Most of the other characters are almost as eccentric (to use a kind word) as Maren, and they use and abuse Aslaug just as badly. At times, it seems that she is the only decent character left in the novel, and I can understand why that would turn some readers off. But the later sections of the book combine Aslaug’s knowledge of herbalism and Norse mythology with other religious and mystical concepts, such as that of virgin birth, which Maren believed happened when she got pregnant with Aslaug. That air of mysticism added a whole new layer to a story that was already quite enthralling, especially as such ideas—virgin births and prophets and Messiahs—are accepted, then challenged, then accepted again by one character and then another.

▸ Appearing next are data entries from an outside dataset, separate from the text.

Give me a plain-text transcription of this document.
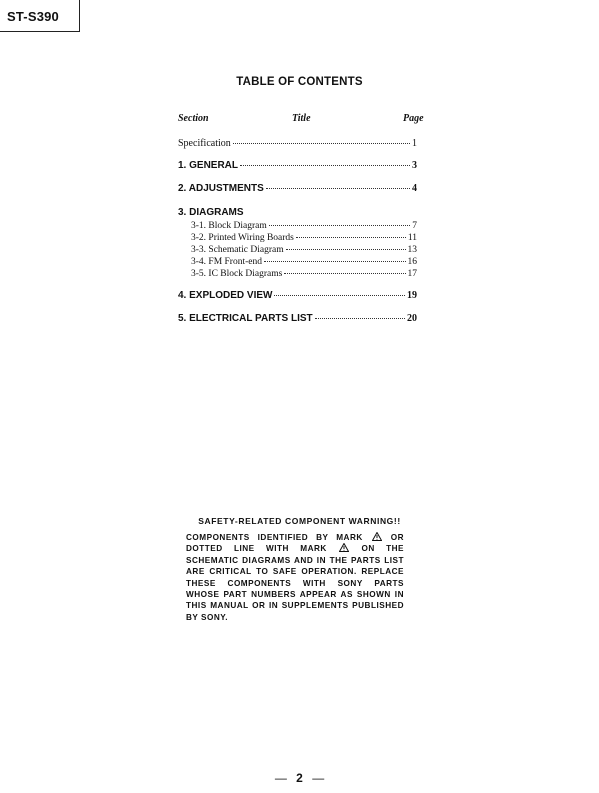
ST-S390
TABLE OF CONTENTS
Section	Title	Page
Specification	1
1. GENERAL	3
2. ADJUSTMENTS	4
3. DIAGRAMS
3-1. Block Diagram	7
3-2. Printed Wiring Boards	11
3-3. Schematic Diagram	13
3-4. FM Front-end	16
3-5. IC Block Diagrams	17
4. EXPLODED VIEW	19
5. ELECTRICAL PARTS LIST	20
SAFETY-RELATED COMPONENT WARNING!!
COMPONENTS IDENTIFIED BY MARK	OR DOTTED LINE WITH MARK	ON THE SCHEMATIC DIAGRAMS AND IN THE PARTS LIST ARE CRITICAL TO SAFE OPERATION. REPLACE THESE COMPONENTS WITH SONY PARTS WHOSE PART NUMBERS APPEAR AS SHOWN IN THIS MANUAL OR IN SUPPLEMENTS PUBLISHED BY SONY.
— 2 —
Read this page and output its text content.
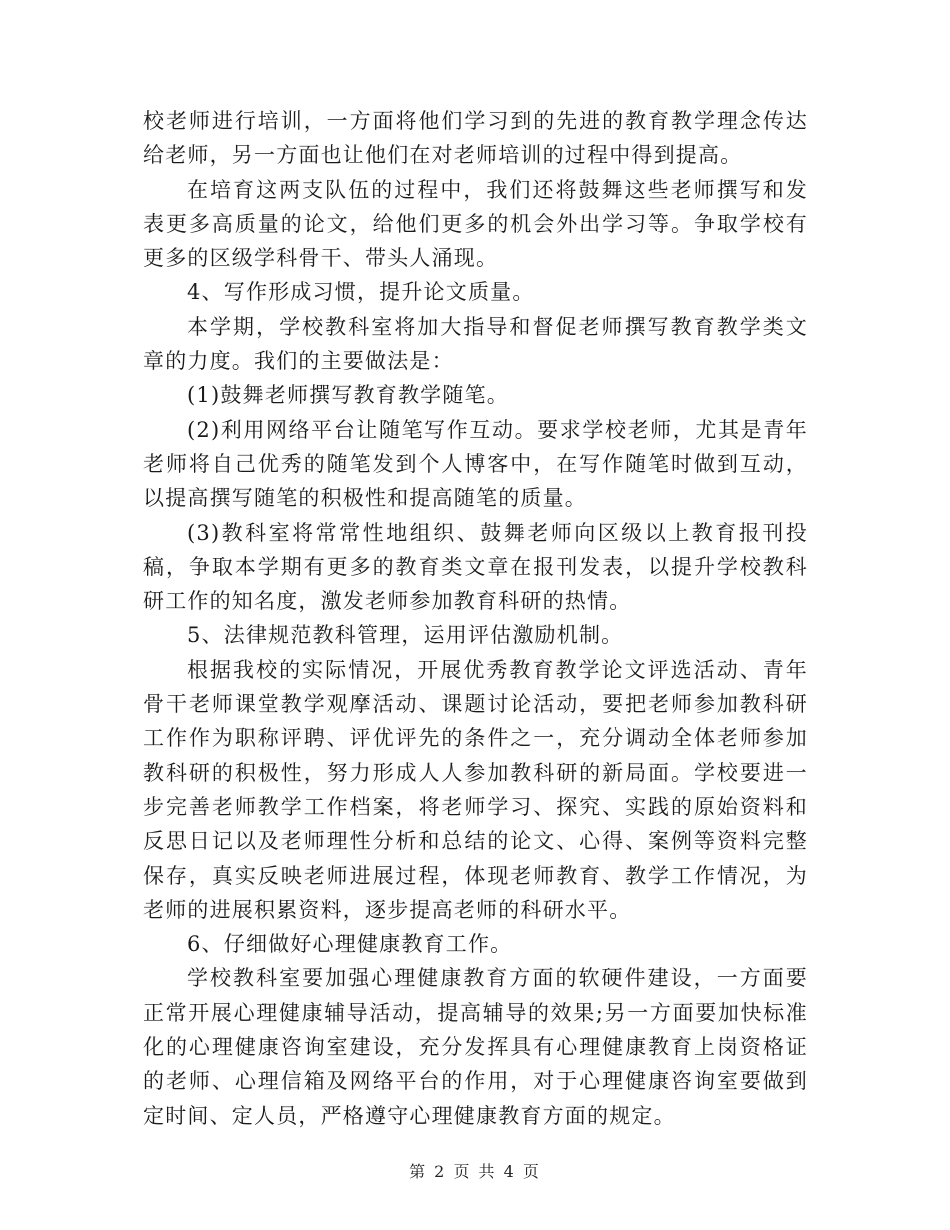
校老师进行培训，一方面将他们学习到的先进的教育教学理念传达给老师，另一方面也让他们在对老师培训的过程中得到提高。

在培育这两支队伍的过程中，我们还将鼓舞这些老师撰写和发表更多高质量的论文，给他们更多的机会外出学习等。争取学校有更多的区级学科骨干、带头人涌现。

4、写作形成习惯，提升论文质量。

本学期，学校教科室将加大指导和督促老师撰写教育教学类文章的力度。我们的主要做法是：

(1)鼓舞老师撰写教育教学随笔。

(2)利用网络平台让随笔写作互动。要求学校老师，尤其是青年老师将自己优秀的随笔发到个人博客中，在写作随笔时做到互动，以提高撰写随笔的积极性和提高随笔的质量。

(3)教科室将常常性地组织、鼓舞老师向区级以上教育报刊投稿，争取本学期有更多的教育类文章在报刊发表，以提升学校教科研工作的知名度，激发老师参加教育科研的热情。

5、法律规范教科管理，运用评估激励机制。

根据我校的实际情况，开展优秀教育教学论文评选活动、青年骨干老师课堂教学观摩活动、课题讨论活动，要把老师参加教科研工作作为职称评聘、评优评先的条件之一，充分调动全体老师参加教科研的积极性，努力形成人人参加教科研的新局面。学校要进一步完善老师教学工作档案，将老师学习、探究、实践的原始资料和反思日记以及老师理性分析和总结的论文、心得、案例等资料完整保存，真实反映老师进展过程，体现老师教育、教学工作情况，为老师的进展积累资料，逐步提高老师的科研水平。

6、仔细做好心理健康教育工作。

学校教科室要加强心理健康教育方面的软硬件建设，一方面要正常开展心理健康辅导活动，提高辅导的效果;另一方面要加快标准化的心理健康咨询室建设，充分发挥具有心理健康教育上岗资格证的老师、心理信箱及网络平台的作用，对于心理健康咨询室要做到定时间、定人员，严格遵守心理健康教育方面的规定。

第 2 页 共 4 页
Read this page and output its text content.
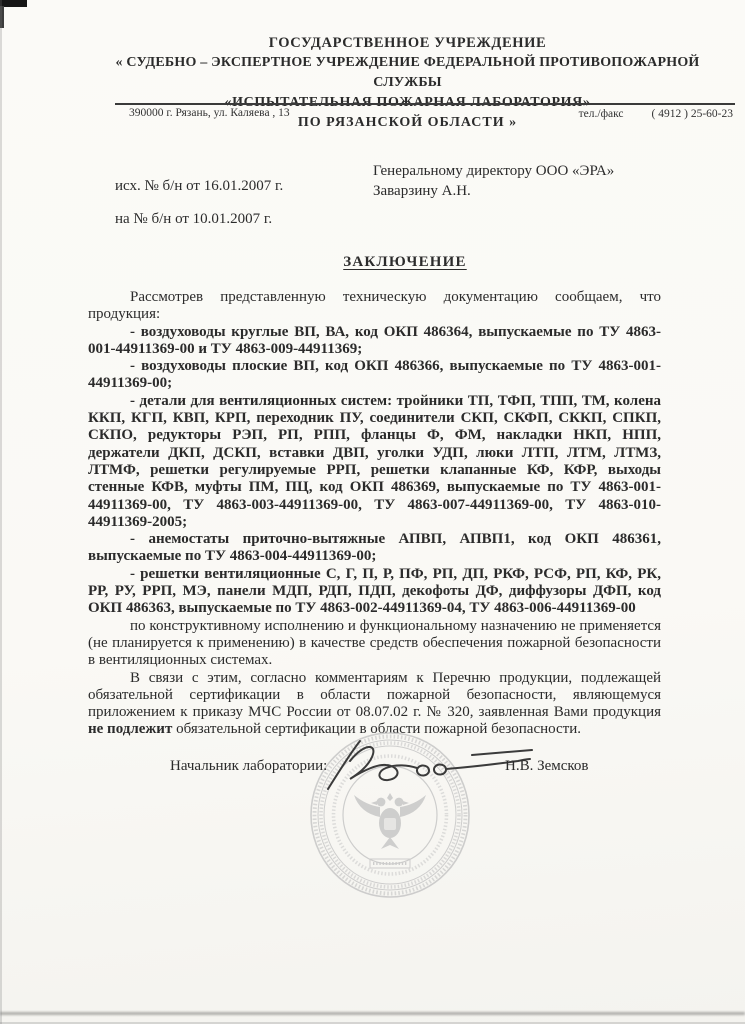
ГОСУДАРСТВЕННОЕ УЧРЕЖДЕНИЕ
« СУДЕБНО – ЭКСПЕРТНОЕ УЧРЕЖДЕНИЕ ФЕДЕРАЛЬНОЙ ПРОТИВОПОЖАРНОЙ СЛУЖБЫ
ПО РЯЗАНСКОЙ ОБЛАСТИ »
390000 г. Рязань, ул. Каляева , 13	тел./факс ( 4912 ) 25-60-23
исх. № б/н от 16.01.2007 г.
на № б/н от 10.01.2007 г.
Генеральному директору ООО «ЭРА»
Заварзину А.Н.
ЗАКЛЮЧЕНИЕ

Рассмотрев представленную техническую документацию сообщаем, что продукция:

- воздуховоды круглые ВП, ВА, код ОКП 486364, выпускаемые по ТУ 4863-001-44911369-00 и ТУ 4863-009-44911369;

- воздуховоды плоские ВП, код ОКП 486366, выпускаемые по ТУ 4863-001-44911369-00;

- детали для вентиляционных систем: тройники ТП, ТФП, ТПП, ТМ, колена ККП, КГП, КВП, КРП, переходник ПУ, соединители СКП, СКФП, СККП, СПКП, СКПО, редукторы РЭП, РП, РПП, фланцы Ф, ФМ, накладки НКП, НПП, держатели ДКП, ДСКП, вставки ДВП, уголки УДП, люки ЛТП, ЛТМ, ЛТМЗ, ЛТМФ, решетки регулируемые РРП, решетки клапанные КФ, КФР, выходы стенные КФВ, муфты ПМ, ПЦ, код ОКП 486369, выпускаемые по ТУ 4863-001-44911369-00, ТУ 4863-003-44911369-00, ТУ 4863-007-44911369-00, ТУ 4863-010-44911369-2005;

- анемостаты приточно-вытяжные АПВП, АПВП1, код ОКП 486361, выпускаемые по ТУ 4863-004-44911369-00;

- решетки вентиляционные С, Г, П, Р, ПФ, РП, ДП, РКФ, РСФ, РП, КФ, РК, РР, РУ, РРП, МЭ, панели МДП, РДП, ПДП, декофоты ДФ, диффузоры ДФП, код ОКП 486363, выпускаемые по ТУ 4863-002-44911369-04, ТУ 4863-006-44911369-00

по конструктивному исполнению и функциональному назначению не применяется (не планируется к применению) в качестве средств обеспечения пожарной безопасности в вентиляционных системах.

В связи с этим, согласно комментариям к Перечню продукции, подлежащей обязательной сертификации в области пожарной безопасности, являющемуся приложением к приказу МЧС России от 08.07.02 г. № 320, заявленная Вами продукция не подлежит обязательной сертификации в области пожарной безопасности.

Начальник лаборатории:	Н.В. Земсков
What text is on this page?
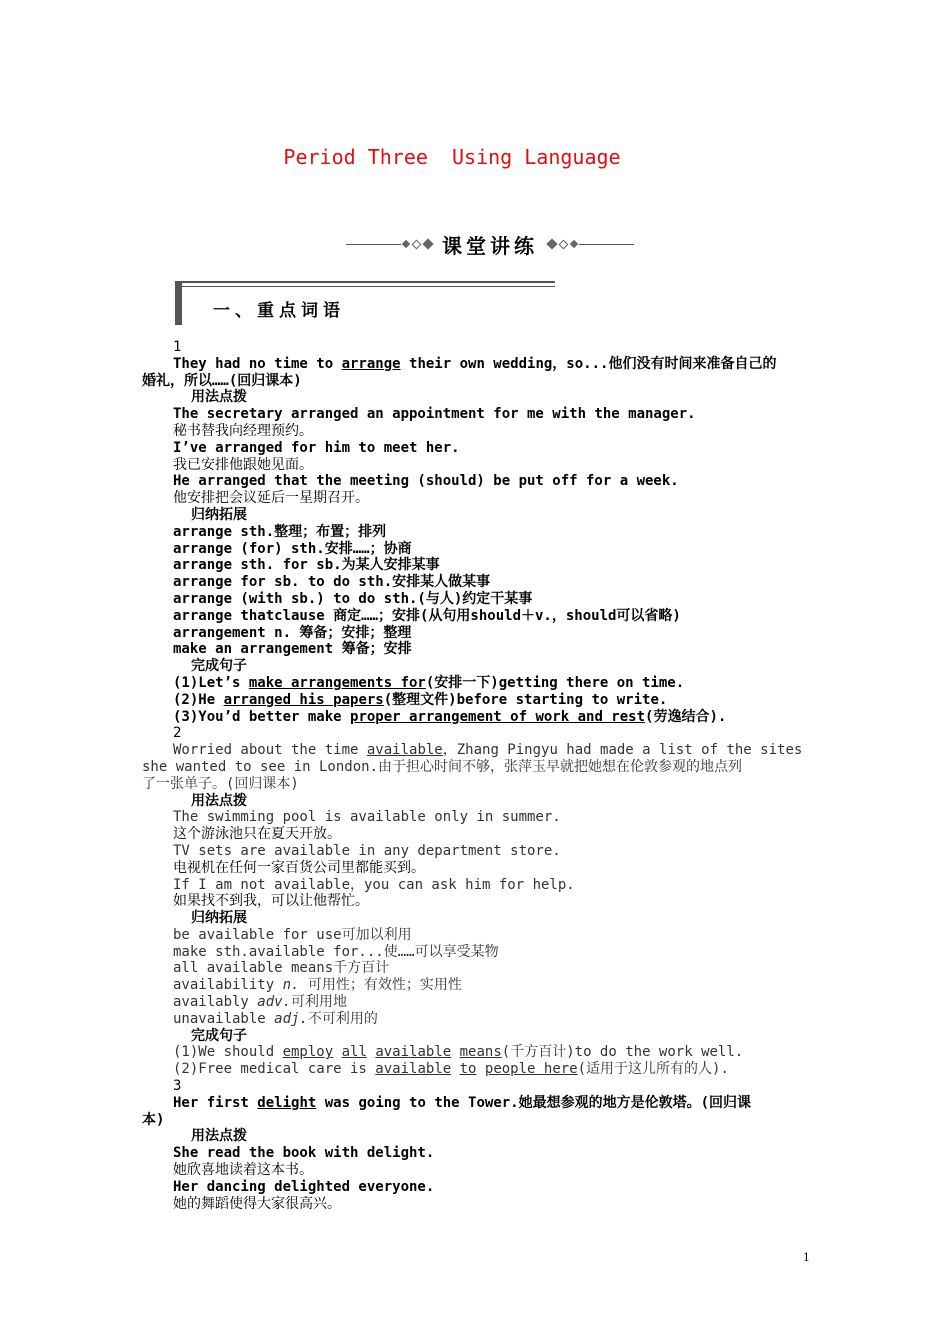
Period Three  Using Language
课堂讲练
一、重点词语
1
They had no time to arrange their own wedding，so...他们没有时间来准备自己的
婚礼，所以……(回归课本)
用法点拨
The secretary arranged an appointment for me with the manager.
秘书替我向经理预约。
I’ve arranged for him to meet her.
我已安排他跟她见面。
He arranged that the meeting (should) be put off for a week.
他安排把会议延后一星期召开。
归纳拓展
arrange sth.整理；布置；排列
arrange (for) sth.安排……；协商
arrange sth. for sb.为某人安排某事
arrange for sb. to do sth.安排某人做某事
arrange (with sb.) to do sth.(与人)约定干某事
arrange thatclause 商定……；安排(从句用should＋v.，should可以省略)
arrangement n. 筹备；安排；整理
make an arrangement 筹备；安排
完成句子
(1)Let’s make arrangements for(安排一下)getting there on time.
(2)He arranged his papers(整理文件)before starting to write.
(3)You’d better make proper arrangement of work and rest(劳逸结合).
2
Worried about the time available，Zhang Pingyu had made a list of the sites
she wanted to see in London.由于担心时间不够，张萍玉早就把她想在伦敦参观的地点列
了一张单子。(回归课本)
用法点拨
The swimming pool is available only in summer.
这个游泳池只在夏天开放。
TV sets are available in any department store.
电视机在任何一家百货公司里都能买到。
If I am not available，you can ask him for help.
如果找不到我，可以让他帮忙。
归纳拓展
be available for use可加以利用
make sth.available for...使……可以享受某物
all available means千方百计
availability n. 可用性；有效性；实用性
availably adv.可利用地
unavailable adj.不可利用的
完成句子
(1)We should employ all available means(千方百计)to do the work well.
(2)Free medical care is available to people here(适用于这儿所有的人).
3
Her first delight was going to the Tower.她最想参观的地方是伦敦塔。(回归课
本)
用法点拨
She read the book with delight.
她欣喜地读着这本书。
Her dancing delighted everyone.
她的舞蹈使得大家很高兴。
1
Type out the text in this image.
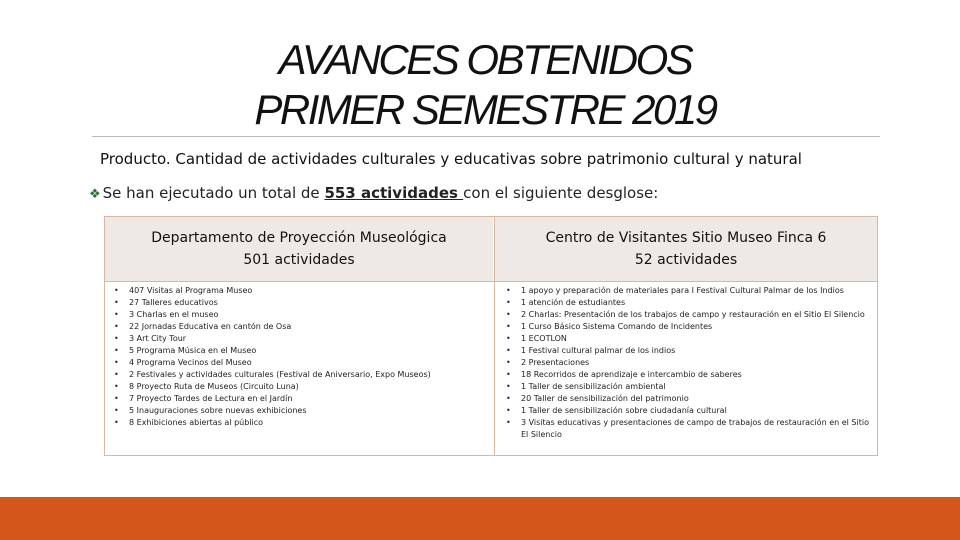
AVANCES OBTENIDOS
PRIMER SEMESTRE 2019
Producto. Cantidad de actividades culturales y educativas sobre patrimonio cultural y natural
❖ Se han ejecutado un total de 553 actividades con el siguiente desglose:
Departamento de Proyección Museológica
501 actividades
Centro de Visitantes Sitio Museo Finca 6
52 actividades
• 407 Visitas al Programa Museo
• 27 Talleres educativos
• 3 Charlas en el museo
• 22 Jornadas Educativa en cantón de Osa
• 3 Art City Tour
• 5 Programa Música en el Museo
• 4 Programa Vecinos del Museo
• 2 Festivales y actividades culturales (Festival de Aniversario, Expo Museos)
• 8 Proyecto Ruta de Museos (Circuito Luna)
• 7 Proyecto Tardes de Lectura en el Jardín
• 5 Inauguraciones sobre nuevas exhibiciones
• 8 Exhibiciones abiertas al público
• 1 apoyo y preparación de materiales para I Festival Cultural Palmar de los Indios
• 1 atención de estudiantes
• 2 Charlas: Presentación de los trabajos de campo y restauración en el Sitio El Silencio
• 1 Curso Básico Sistema Comando de Incidentes
• 1 ECOTLON
• 1 Festival cultural palmar de los indios
• 2 Presentaciones
• 18 Recorridos de aprendizaje e intercambio de saberes
• 1 Taller de sensibilización ambiental
• 20 Taller de sensibilización del patrimonio
• 1 Taller de sensibilización sobre ciudadanía cultural
• 3 Visitas educativas y presentaciones de campo de trabajos de restauración en el Sitio El Silencio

I feel the need to say it again: especially if you are Christian and are easily offended by your beliefs being challenged, this book may not be for you. I already knew that the Jesus story is not unique, but it might be uncomfortable, even upsetting, for a pious young person to come across that idea for the first time in a book like this.
This passage sums up the whole conflict nicely—that between Aslaug and the rest of the characters, and between conflicting religious and mythological ideas:
I never believed I was this—the divine on earth—yet I wanted to be something. Someone. And Sanne’s theory of me gave me this: a theory of me. Without a theory of my past, my source, I seemed a nameless weed. But I’ve thought back again and again to Rune’s words on that blueberry day so long ago. “Your context may become your prison.” And I’ve wondered of the difference between a flower and a flowering weed. And I’ve wondered of a plucked plant submerged in water, which grows roots anew. Can living, changing, growing things ever really be defined as one thing or another? Am I or Sanne or Rune or the preacher one thing or another? I know Mother’s mind imprisoned me even as it freed me, that it was never one thing or another. And I know I miss Mother’s mind—that I long for those roots that both confine and unleash. (274-5).
There are also a few allusions to and a connection to The Scarlet Letter, one of the books Maren tries to keep Aslaug from reading. Aslaug thinks of her mother as Hester Prynne, herself as Pearl, and her mysterious father as Reverend Dimmesdale—all small touches I enjoyed, since The Scarlet Letter is one of my favorite novels.
Madapple, as a whole, is indeed what its blurb declares it to be: “addictive, thought-provoking, and shocking.” It is also beautifully and lyrically written. It’s almost impossible to believe this is a debut novel. There is something ethereal and haunting about Aslaug’s voice. The whole book fascinated me, but Aslaug in particular: I was cheering for her, and I was sad to see her go when the book came to an end.
If you do pick this novel up, be sure to toss all your preconceived notions out the window first. Try not to judge while you read. There are “problematic” things here, but simply open your mind, and remember: it’s heavy, but it’s fiction. You’ll enjoy it much more that way.